Como expresso no título desse texto, as APAEs não são coisa do passado. Pelo contrário, as escolas especializadas são parte inescapável do futuro, a não ser que decidamos nos afastar dos princípios fundamentais dos Direitos Humanos e abandonar as pessoas com deficiência com quadros com maior comprometimento.
Desde há muito se faz, no Brasil, o discurso de que salas e escolas especializadas são “coisa do passado”, “retrocesso” e que o único espaço de escolarização das pessoas com deficiência é a sala comum. Mas como definir se algo é ultrapassado? Como saber se a adoção de uma certa abordagem é um retrocesso?
É difícil responder a essa provocação, mas sigamos aqui duas diretrizes: a) olhando para os países desenvolvidos; b) olhando para os resultados de pesquisa que avaliem os desfechos daquilo que se propõe.

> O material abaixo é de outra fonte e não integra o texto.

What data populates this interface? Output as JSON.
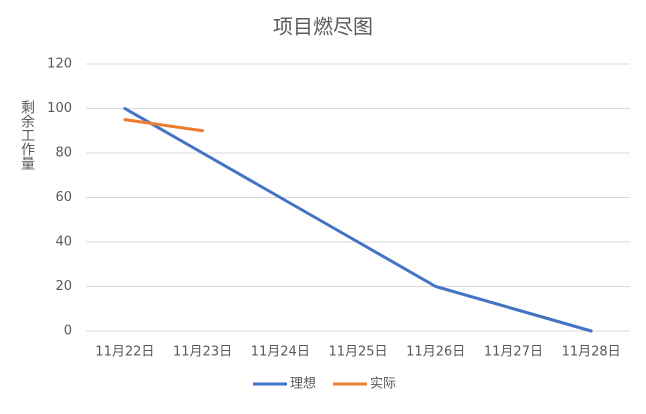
{
  "chart_data": {
    "type": "line",
    "title": "项目燃尽图",
    "y_label": "剩余工作量",
    "categories": [
      "11月22日",
      "11月23日",
      "11月24日",
      "11月25日",
      "11月26日",
      "11月27日",
      "11月28日"
    ],
    "series": [
      {
        "name": "理想",
        "color": "#4472c4",
        "values": [
          100,
          80,
          60,
          40,
          20,
          10,
          0
        ]
      },
      {
        "name": "实际",
        "color": "#ed7d31",
        "values": [
          95,
          90,
          null,
          null,
          null,
          null,
          null
        ]
      }
    ],
    "ylim": [
      0,
      120
    ],
    "yticks": [
      0,
      20,
      40,
      60,
      80,
      100,
      120
    ],
    "grid": true,
    "legend": "bottom"
  }
}
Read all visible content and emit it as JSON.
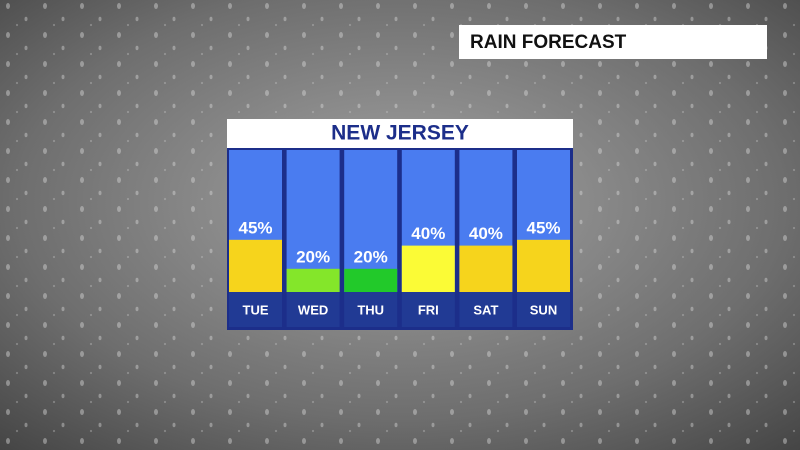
{
  "header": {
    "title": "RAIN FORECAST"
  },
  "chart_data": {
    "type": "bar",
    "title": "NEW JERSEY",
    "categories": [
      "TUE",
      "WED",
      "THU",
      "FRI",
      "SAT",
      "SUN"
    ],
    "values": [
      45,
      20,
      20,
      40,
      40,
      45
    ],
    "value_labels": [
      "45%",
      "20%",
      "20%",
      "40%",
      "40%",
      "45%"
    ],
    "colors": [
      "#f6d41c",
      "#84e62a",
      "#22c92a",
      "#fbfb36",
      "#f6d41c",
      "#f6d41c"
    ]
  }
}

Então vamos começar pelos países desenvolvidos: no caso dos autistas, nos EUA cerca de 5,4% estão em escolas especializadas, enquanto na Finlândia são cerca de 8,6%, só para ficar em dois exemplos. Se for melhor uma afirmação mais peremptória, neste caso, ela é fácil – não existe nenhum país desenvolvido no planeta que tenha acabado com as escolas especializadas.
O segundo tópico, os resultados de pesquisa, é muito mais complexo, uma vez que não dá para fazer estudos randomizados em que os cientistas decidem a vida escolar de crianças com deficiência, essa é uma decisão dos pais, que tende a encaminhar casos com maior comprometimento para escolas especializadas e com menor comprometimento para escolas comuns, é o natural, mas dificulta a vida do pobre cientista.
Dentro de uma avaliação compreensiva de todo o conjunto de pesquisas disponível, entende-se que a escola comum é o melhor ambiente de escolarização da maior parte dos estudantes com deficiência, lá eles aprendem mais, fazem mais amizade e, de quebra, ajudam os colegas sem deficiência a lidarem melhor com a diversidade do mundo.
Mas esta não é a verdade para todos os alunos, uma porção com maior comprometimento, normalmente autistas de nível 3, alunos com deficiências múltiplas ou com Deficiência Intelectual grave ou profunda, se beneficiam mais de escolas especializadas.
Nas escolas comuns esses alunos não aprendem o currículo e também não socializam. Para eles, uma escola altamente especializada e com forte integração terapêutica é a melhor hipótese, inclusive a que produz as melhores taxas de empregabilidade na vida adulta.
Não resta dúvida, as escolas especializadas, em geral e as APAEs, em específico, não estão em nosso passado, estão no horizonte, ao menos se quisermos apoiar da melhor forma possível as pessoas com deficiência com maior comprometimento!
Lucelmo Lacerda é doutor em educação, pesquisador na Universidade da Carolina do Norte (EUA), ativista do TEA e autor de “Crítica à pseudociência em educação especial”.